I watched several students fail out of college because they stopped going to classes in order to devote all of their time to playing that game. The worst addicts went to the computer lab and used two different machines in order to run multiple characters at once. I didn’t know, then, that I was seeing something akin to Internet addiction. I know it now, and it’s very familiar.
The problem is significant enough that support and recovery groups are now plentiful, such as the Center for Internet Addiction and Recovery. This organization offers a quiz to determine if you are, perhaps, addicted to being online (conveniently, the quiz is online) and has an online bookstore and blog.

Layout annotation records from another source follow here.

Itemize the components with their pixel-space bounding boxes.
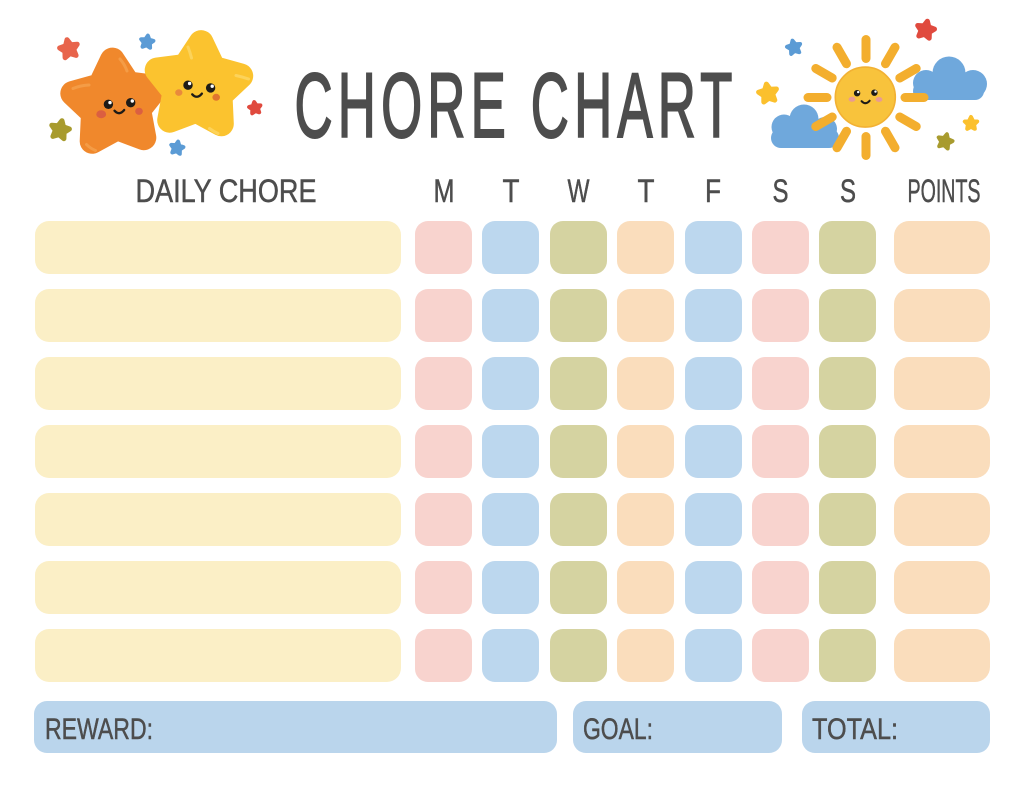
svg-text:GOAL:: GOAL: [583, 713, 653, 746]
svg-text:S: S [840, 173, 856, 209]
svg-text:S: S [773, 173, 789, 209]
svg-text:T: T [503, 173, 520, 209]
svg-text:TOTAL:: TOTAL: [812, 713, 898, 746]
svg-text:M: M [434, 173, 455, 209]
svg-text:REWARD:: REWARD: [45, 713, 153, 746]
svg-text:POINTS: POINTS [908, 173, 981, 209]
svg-text:CHORE CHART: CHORE CHART [295, 55, 738, 150]
svg-text:F: F [705, 173, 721, 209]
svg-text:DAILY CHORE: DAILY CHORE [136, 173, 317, 209]
svg-text:T: T [638, 173, 655, 209]
svg-text:W: W [568, 173, 591, 209]
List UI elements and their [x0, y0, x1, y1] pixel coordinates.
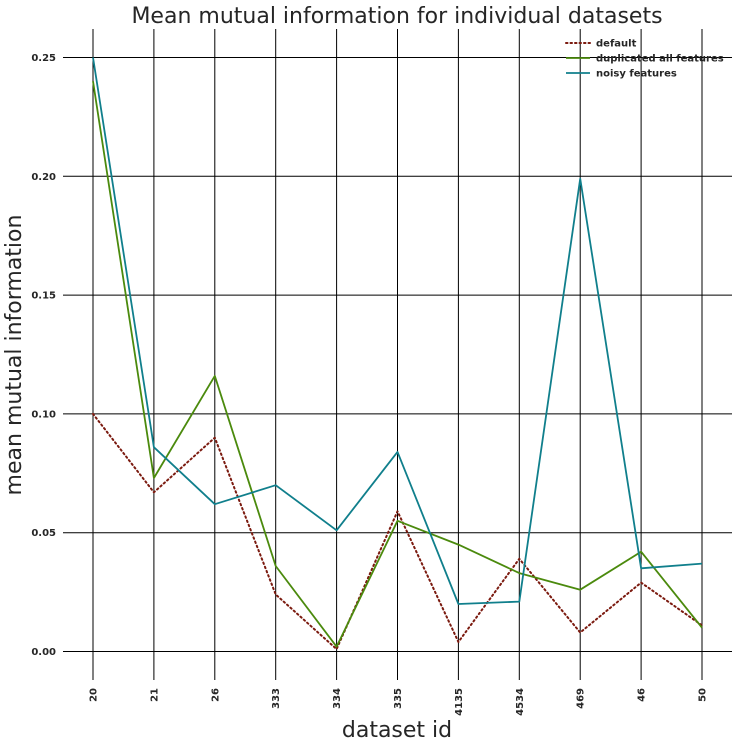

The questions in their quiz point to the warning signs, asking such things as, “How often do you find that you stay online longer than you intended? How often do you neglect household chores to spend more time online? How often do you prefer the excitement of the Internet to intimacy with your partner?”
If I have an incipient Internet addiction as facilitated by my Blackberry, breaking that cycle of digging ever-deeper into that addiction was not something I did by choice. Looking at my budget, I realized that the Blackberry was costing me an extra 35 dollars per month that I didn’t need to be spending for just a phone. Without thinking about the implications, I stripped the PDA package from my cell plan. This effectively rendered my Blackberry neutered. It’s now a phone. No longer is it constantly chiming to alert me of new MySpace or Facebook friend requests, much less to inform me of e-mails to my multiple accounts.
At first, I found it unnerving that my e-mail was completely silent. Before, every time I got an e-mail, my Blackberry would also chime. Now, the e-mail is as silent as it always was. A funny thing happened as a few days passed. I found myself no longer tensing up, wondering if I had heard the sound of an e-mail arriving – because of course it couldn’t have happened. I started to come to terms with the fact that it’s not normal to be checking your e-mail and websites every minute of the day. These are delayed-response media and should be kept that way.
The more I relaxed, the more I grew calmer concerning the place of consumer technology in my life, the more I was able to keep my use of e-mail and related websites in its proper perspective. I was addicted, and breaking that addiction – if in fact I’m doing so, and not merely becoming complacent before it starts again – has improved my day-to-day life immeasurably.
Breaking your Internet addiction could do the same for you.